I'm Obsessed With CBS' New Detective Drama Elsbeth, But I Disagree With Its Creators About It Not Being A Good Wife Spinoff
Have you watched the well-reviewed Elsbeth yet? The new show has had a slow burn release trajectory on CBS, but now that I’m 3 episodes in, I’m really, really loving the series. The new drama is a spinoff of The Good Wife and its followup (definitely a spinoff) The Good Fight, but if you asked show creators Michelle and Robert King, they’d tell you it’s not a spinoff at all. Here’s why they feel this way, and why I definitely disagree.
First and foremost, when Robert and Michelle King were doing press for the Elsbeth spinoff starring frequent Good Wife guest star Carrie Preston, one of the things they were asked about was about Elsbeth’s status on CBS, and it turns out they think very differently about the detective drama than they did about The Good Fight, which was essentially another legal drama starring Christine Baranski in a new setting with a new cast. Robert King explained to the LA Times why they feel the new series is different.
For me, a spinoff means a continuation of the world in some way. I did think of The Good Fight as being a spinoff of The Good Wife. This feels like a really different show. It’s a different genre, a different tone.
For the creators, Elsbeth has little similarity to their previous two shows. In fact, Ms. Tascioni is constantly waxing poetic about how she’s happy to be moving away from defending the bad guys and now has a new purpose in finding the truth. On the one hand, I get what King is saying. The new drama is more of a spiritual successor to Columbo than it is to The Good Wife.
It’s literally a show about a woman who is playing a game of cat and mouse with bad guys in order to find the truth. It’s set in New York and it's about crimesolving and catching the baddie--not keeping the baddie out of prison. It’s sort of akin to its former series in the same way Cheers and Fraser are connected, but not really similar in tone at all.
And when Elsbeth tested in groups, and Carrie Preston told CinemaBlend a lot of newcomers to the series hadn't seen the former shows at all. So, the co-creators have a point. But I’d like to make mine as well.
Why I Think We Should Keep Calling Elsbeth A Spinoff (And Why It’s A Good Thing)
As we've established, plot-wise, Elsbeth has almost nothing in common with its predecessors. Each episode has a few scenes of Ms. Tascioni figuring out where she fits in as an overseer at the precinct who is forging new relationships and then many scenes of her poking at those she thinks did wrong, hoping to catch them in an untruth.

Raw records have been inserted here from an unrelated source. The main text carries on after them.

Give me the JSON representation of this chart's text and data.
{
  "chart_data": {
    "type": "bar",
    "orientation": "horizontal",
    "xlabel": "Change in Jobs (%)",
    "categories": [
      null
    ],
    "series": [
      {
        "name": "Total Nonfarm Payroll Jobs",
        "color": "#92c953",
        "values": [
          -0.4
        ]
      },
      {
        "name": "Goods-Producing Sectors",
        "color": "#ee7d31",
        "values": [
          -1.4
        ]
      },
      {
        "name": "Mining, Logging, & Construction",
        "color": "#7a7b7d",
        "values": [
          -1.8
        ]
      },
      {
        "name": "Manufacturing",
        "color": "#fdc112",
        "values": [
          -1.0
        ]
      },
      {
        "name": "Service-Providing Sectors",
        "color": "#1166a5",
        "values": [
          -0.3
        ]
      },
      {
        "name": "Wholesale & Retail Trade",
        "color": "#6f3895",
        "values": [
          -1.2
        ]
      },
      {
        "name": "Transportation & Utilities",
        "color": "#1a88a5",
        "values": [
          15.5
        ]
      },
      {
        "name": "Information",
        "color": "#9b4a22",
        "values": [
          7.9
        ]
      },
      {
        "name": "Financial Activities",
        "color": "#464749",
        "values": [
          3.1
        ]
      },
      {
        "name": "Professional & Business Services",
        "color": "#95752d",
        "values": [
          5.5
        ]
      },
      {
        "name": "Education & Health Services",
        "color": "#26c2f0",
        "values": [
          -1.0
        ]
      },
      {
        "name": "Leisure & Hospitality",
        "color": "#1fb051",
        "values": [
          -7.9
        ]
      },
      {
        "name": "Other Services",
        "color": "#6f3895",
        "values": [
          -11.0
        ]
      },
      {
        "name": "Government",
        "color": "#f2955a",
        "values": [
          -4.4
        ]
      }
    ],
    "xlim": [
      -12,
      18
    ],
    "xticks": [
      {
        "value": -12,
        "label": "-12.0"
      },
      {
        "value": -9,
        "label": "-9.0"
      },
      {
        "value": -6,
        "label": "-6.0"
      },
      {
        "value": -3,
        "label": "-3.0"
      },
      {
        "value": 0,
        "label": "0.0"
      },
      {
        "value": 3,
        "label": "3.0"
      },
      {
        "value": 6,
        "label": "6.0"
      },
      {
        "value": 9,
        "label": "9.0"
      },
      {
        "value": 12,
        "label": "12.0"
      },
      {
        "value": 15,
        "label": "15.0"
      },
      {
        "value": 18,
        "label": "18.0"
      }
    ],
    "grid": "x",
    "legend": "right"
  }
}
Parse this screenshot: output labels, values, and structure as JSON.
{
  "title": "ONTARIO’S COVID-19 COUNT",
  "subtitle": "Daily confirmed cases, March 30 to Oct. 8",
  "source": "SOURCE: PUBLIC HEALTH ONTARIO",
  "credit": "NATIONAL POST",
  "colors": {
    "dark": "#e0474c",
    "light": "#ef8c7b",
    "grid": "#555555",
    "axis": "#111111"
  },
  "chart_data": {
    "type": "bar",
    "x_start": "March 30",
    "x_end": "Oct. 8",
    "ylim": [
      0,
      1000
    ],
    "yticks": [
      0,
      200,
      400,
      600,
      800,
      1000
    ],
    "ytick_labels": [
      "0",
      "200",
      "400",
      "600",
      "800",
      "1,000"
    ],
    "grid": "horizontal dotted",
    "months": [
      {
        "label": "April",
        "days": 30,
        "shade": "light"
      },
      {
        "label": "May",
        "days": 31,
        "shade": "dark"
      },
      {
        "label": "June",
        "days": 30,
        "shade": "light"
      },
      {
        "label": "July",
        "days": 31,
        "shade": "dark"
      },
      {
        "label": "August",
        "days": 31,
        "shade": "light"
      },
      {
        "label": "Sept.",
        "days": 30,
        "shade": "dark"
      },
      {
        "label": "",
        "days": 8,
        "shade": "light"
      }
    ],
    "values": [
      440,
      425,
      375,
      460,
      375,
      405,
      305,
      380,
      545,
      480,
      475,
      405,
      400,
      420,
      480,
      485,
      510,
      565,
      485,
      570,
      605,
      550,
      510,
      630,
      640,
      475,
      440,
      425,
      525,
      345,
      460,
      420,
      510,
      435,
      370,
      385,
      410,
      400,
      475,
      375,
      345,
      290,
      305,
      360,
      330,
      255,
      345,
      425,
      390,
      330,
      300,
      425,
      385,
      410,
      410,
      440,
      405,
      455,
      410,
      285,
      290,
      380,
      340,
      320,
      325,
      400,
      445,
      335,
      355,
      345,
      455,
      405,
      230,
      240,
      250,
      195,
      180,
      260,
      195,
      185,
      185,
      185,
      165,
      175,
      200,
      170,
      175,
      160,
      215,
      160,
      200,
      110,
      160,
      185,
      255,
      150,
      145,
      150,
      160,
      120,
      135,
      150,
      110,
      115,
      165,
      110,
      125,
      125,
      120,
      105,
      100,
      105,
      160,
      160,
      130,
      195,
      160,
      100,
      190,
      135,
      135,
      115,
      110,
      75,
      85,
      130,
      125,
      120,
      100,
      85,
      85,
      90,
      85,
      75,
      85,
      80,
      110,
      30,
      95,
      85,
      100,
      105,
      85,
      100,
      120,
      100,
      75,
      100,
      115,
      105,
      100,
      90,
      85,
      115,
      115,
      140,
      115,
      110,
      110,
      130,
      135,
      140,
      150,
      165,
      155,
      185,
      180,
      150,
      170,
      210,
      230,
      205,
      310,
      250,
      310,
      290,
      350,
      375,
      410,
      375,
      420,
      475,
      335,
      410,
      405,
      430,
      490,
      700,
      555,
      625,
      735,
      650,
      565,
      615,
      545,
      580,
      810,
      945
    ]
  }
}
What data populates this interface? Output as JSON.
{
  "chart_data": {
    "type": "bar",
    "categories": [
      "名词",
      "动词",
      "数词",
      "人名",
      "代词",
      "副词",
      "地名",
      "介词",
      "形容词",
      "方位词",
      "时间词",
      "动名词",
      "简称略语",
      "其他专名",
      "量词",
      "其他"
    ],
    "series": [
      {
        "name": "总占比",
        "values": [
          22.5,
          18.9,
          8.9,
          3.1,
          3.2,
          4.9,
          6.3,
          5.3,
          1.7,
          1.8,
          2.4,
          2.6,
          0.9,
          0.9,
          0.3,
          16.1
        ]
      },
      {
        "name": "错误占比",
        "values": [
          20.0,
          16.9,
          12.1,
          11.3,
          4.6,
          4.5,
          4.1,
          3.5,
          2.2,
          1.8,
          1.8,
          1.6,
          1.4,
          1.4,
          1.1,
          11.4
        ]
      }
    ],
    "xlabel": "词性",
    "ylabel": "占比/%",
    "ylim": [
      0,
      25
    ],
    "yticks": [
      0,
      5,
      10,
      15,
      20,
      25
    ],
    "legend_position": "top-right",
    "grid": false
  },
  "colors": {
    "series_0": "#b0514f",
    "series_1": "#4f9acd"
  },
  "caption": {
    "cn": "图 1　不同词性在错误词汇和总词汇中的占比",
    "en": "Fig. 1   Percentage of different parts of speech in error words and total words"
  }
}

Yet, in other ways Elsbeth is exactly like the shows that came before in a way that I find largely positive. If you were a fan of The Good Wife and The Good Fight, there’s a lot of overlap in the careful way the show is written and the strongly dramatic scenes. The tone is different, but it still feels like a show from the Kings.
There’s also a ton of overlap in the way the creators are able to bring in A+ talent as guest stars, including a reunion with Preston's True Blood co-star Stephen Moyer, Modern Family's Jesse Tyler Ferguson, and 30 Rock’s Jane Krakowski in early episodes. The Good Wife used to draw big names like Stockard Channing, Kristen Chenoweth, Nathan Lane, and so on and so forth as well.
Finally, it’s in the same universe. Yes, Elsbeth Tascioni is in New York now and she has a different job and she’s definitely facing criminals from a different perspective, but she’s still essentially the same quirky character we all fell in love with more than a decade ago. Plus, not to just really hammer home the obvious, but there have already been in-show ties, like the fact Cary Agos is name-dropped in the first episode. I'd love to see some familiar faces pop on the series long term.
So, to me, even though it’s a very different type of show, I would absolutely recommend it to everyone who enjoyed the two King legal shows. And I think that's enough to not only declare it a spinoff, but for it to be a positive thing to call the new series such.
So maybe what we have here is a case of disagreement over semantics. Maybe we shouldn’t call it a spinoff, but a spiritual successor? An off-shoot? A “similar watch” if you will? Whatever it is, it’s great. And if you haven’t caught new episodes of Elsbeth on the 2024 TV schedule yet, you can tune in on Thursday nights at 10 p.m. ET on CBS, or stream it with your Paramount+ subscription.